Critics from publications affiliated with the New York Times, The Guardian, Artforum, Frieze, ArtReview, and Die Zeit have debated her redefinition of painting in public space, situating her work among discourses linked to postwar modernism, contemporary sculpture, urbanism, and environmental art. Scholars at universities such as Goldsmiths, University of London, Columbia University, Yale University, and the Free University of Berlin reference her practice in seminars on contemporary art, alongside theorists like Rosalind Krauss, Hal Foster, Yve-Alain Bois, and T.J. Clark. Her influence is visible in the practices of younger artists exhibited at spaces including Whitechapel Gallery, Kunsthalle Basel, Konsthall C, and ICA London, and in public commissions mediated by cultural agencies such as the Arts Council England and the Kulturstiftung Rheinland-Pfalz.

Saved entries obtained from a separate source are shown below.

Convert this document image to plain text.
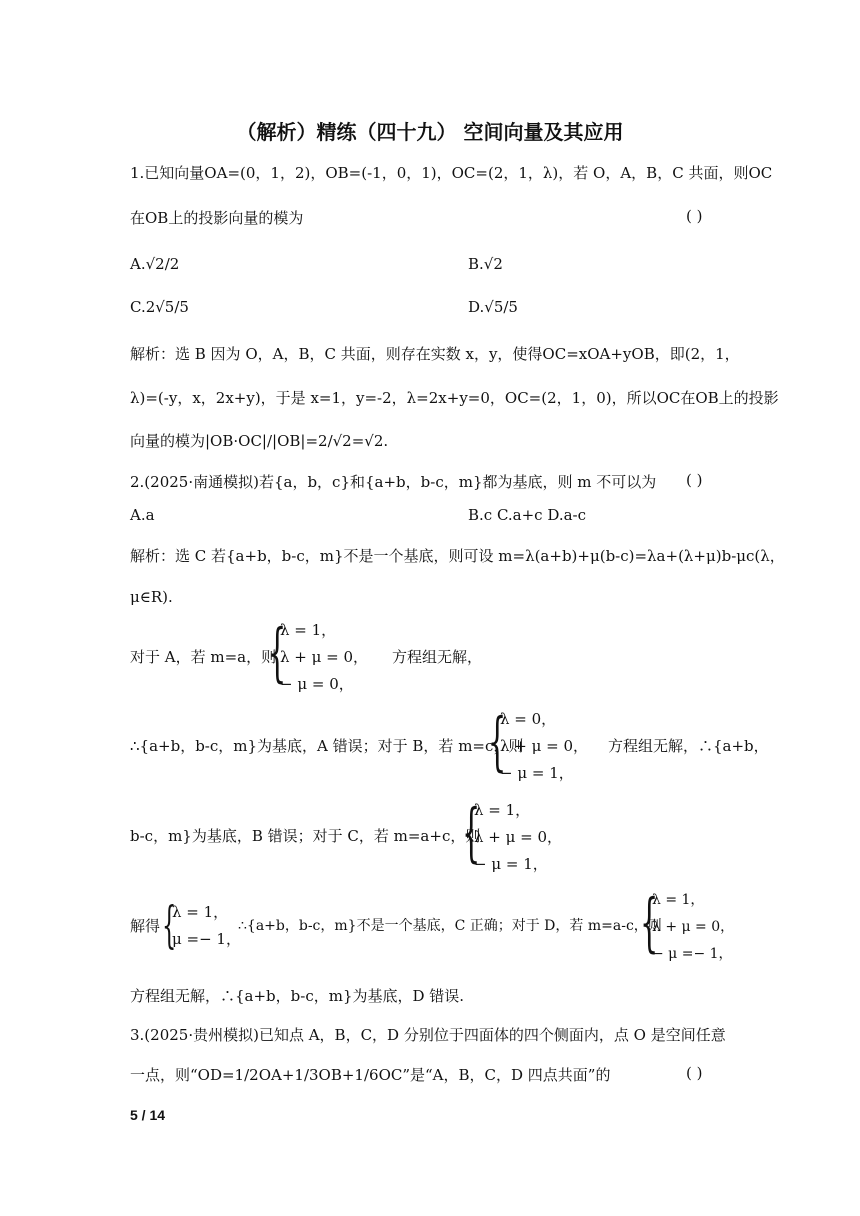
（解析）精练（四十九） 空间向量及其应用
1.已知向量OA=(0，1，2)，OB=(-1，0，1)，OC=(2，1，λ)，若 O，A，B，C 共面，则OC
在OB上的投影向量的模为	( )
A.√2/2	B.√2
C.2√5/5	D.√5/5
解析：选 B 因为 O，A，B，C 共面，则存在实数 x，y，使得OC=xOA+yOB，即(2，1，
λ)=(-y，x，2x+y)，于是 x=1，y=-2，λ=2x+y=0，OC=(2，1，0)，所以OC在OB上的投影
向量的模为|OB·OC|/|OB|=2/√2=√2.
2.(2025·南通模拟)若{a，b，c}和{a+b，b-c，m}都为基底，则 m 不可以为 ( )
A.a	B.c C.a+c D.a-c
解析：选 C 若{a+b，b-c，m}不是一个基底，则可设 m=λ(a+b)+μ(b-c)=λa+(λ+μ)b-μc(λ，
μ∈R).
对于 A，若 m=a，则
{
λ = 1，
λ + μ = 0，
− μ = 0，
方程组无解，
∴{a+b，b-c，m}为基底，A 错误；对于 B，若 m=c，则
{
λ = 0，
λ + μ = 0，
− μ = 1，
方程组无解，∴{a+b，
b-c，m}为基底，B 错误；对于 C，若 m=a+c，则
{
λ = 1，
λ + μ = 0，
− μ = 1，
解得 {
λ = 1，
μ =− 1，
∴{a+b，b-c，m}不是一个基底，C 正确；对于 D，若 m=a-c，则
{
λ = 1，
λ + μ = 0，
− μ =− 1，
方程组无解，∴{a+b，b-c，m}为基底，D 错误.
3.(2025·贵州模拟)已知点 A，B，C，D 分别位于四面体的四个侧面内，点 O 是空间任意
一点，则“OD=1/2OA+1/3OB+1/6OC”是“A，B，C，D 四点共面”的	( )
5 / 14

She has received honors and institutional support from bodies including the Guggenheim Fellowship, the Prinz Eugen Prize, the Joan Miró Prize, memberships in academies like the Akademie der Künste, and commissions granted by municipal arts programs such as the Berlin Senate, the Arts Council of Britain, and the Federal Cultural Foundation (Stiftung Kulturstiftung). Residencies and grants from organizations such as the DAAD, Villa Medici, and the MacDowell Colony have augmented her international profile, while museums including the Tate Modern, MoMA, and the Centre Pompidou have acquired works for their permanent collections.